In 1982, Auburn enacted its sprinkler policy to curb fires, obviously, and because hydrants only covered 22 percent of the city. By comparison, Lewiston hydrants cover 90 percent of the city. It’s a wide disparity.
One that, by extension, could give Lewiston a competitive advantage on big-ticket projects like warehouses larger than 200,000 cubic feet, the size Auburn councilors voted to exempt from sprinkling on Monday. (A final vote on it is set for Jan. 5.)
The reason for the vote, according to the council, is to be more “business friendly” because anecdotal evidence exists – or so we’re told – of developers who have passed Auburn for their projects because of the sprinkler mandate on their buildings.
This reasoning seems specious.
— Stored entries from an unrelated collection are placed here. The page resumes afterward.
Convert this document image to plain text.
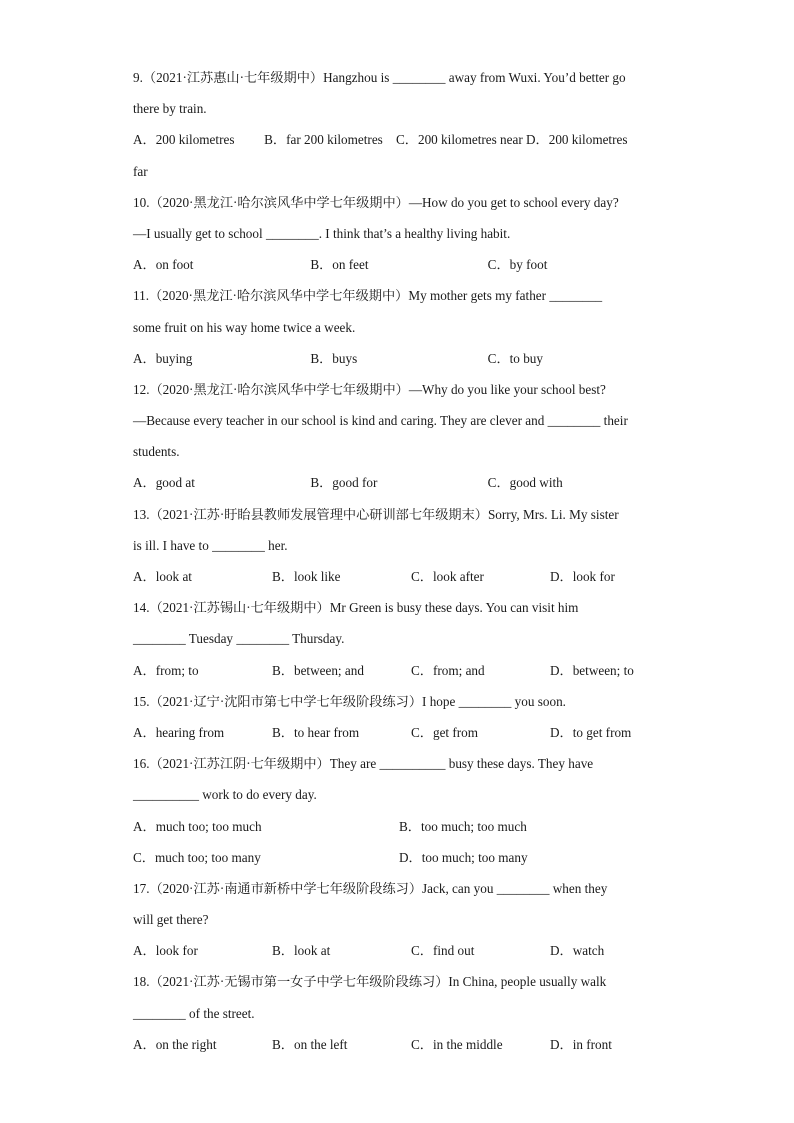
9.（2021·江苏惠山·七年级期中）Hangzhou is ________ away from Wuxi. You’d better go
there by train.
A．200 kilometres B．far 200 kilometres C．200 kilometres near D．200 kilometres
far
10.（2020·黑龙江·哈尔滨风华中学七年级期中）—How do you get to school every day?
—I usually get to school ________. I think that’s a healthy living habit.
A．on foot	B．on feet	C．by foot
11.（2020·黑龙江·哈尔滨风华中学七年级期中）My mother gets my father ________
some fruit on his way home twice a week.
A．buying	B．buys	C．to buy
12.（2020·黑龙江·哈尔滨风华中学七年级期中）—Why do you like your school best?
—Because every teacher in our school is kind and caring. They are clever and ________ their
students.
A．good at	B．good for	C．good with
13.（2021·江苏·盱眙县教师发展管理中心研训部七年级期末）Sorry, Mrs. Li. My sister
is ill. I have to ________ her.
A．look at	B．look like	C．look after	D．look for
14.（2021·江苏锡山·七年级期中）Mr Green is busy these days. You can visit him
________ Tuesday ________ Thursday.
A．from; to	B．between; and	C．from; and	D．between; to
15.（2021·辽宁·沈阳市第七中学七年级阶段练习）I hope ________ you soon.
A．hearing from	B．to hear from	C．get from	D．to get from
16.（2021·江苏江阴·七年级期中）They are __________ busy these days. They have
__________ work to do every day.
A．much too; too much	B．too much; too much
C．much too; too many	D．too much; too many
17.（2020·江苏·南通市新桥中学七年级阶段练习）Jack, can you ________ when they
will get there?
A．look for	B．look at	C．find out	D．watch
18.（2021·江苏·无锡市第一女子中学七年级阶段练习）In China, people usually walk
________ of the street.
A．on the right	B．on the left	C．in the middle	D．in front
Many businesses in Auburn subject to the mandate have found ways around it, according to city analyses, and rampant commercial growth during the past few years should have silenced any doubts about the city’s business friendliness.
(Some would say, given all the tax breaks given around the mall, Auburn might be a little too business friendly. But that’s beside the point.)
Safety should be the priority. If councilors want to relieve the burden of sprinklers on warehouse-sized projects, they should address the problem they intended to help mitigate: that only a fraction of the city is covered by hydrants.
Expanding the hydrant system would make a safer city, and one friendly to business, too.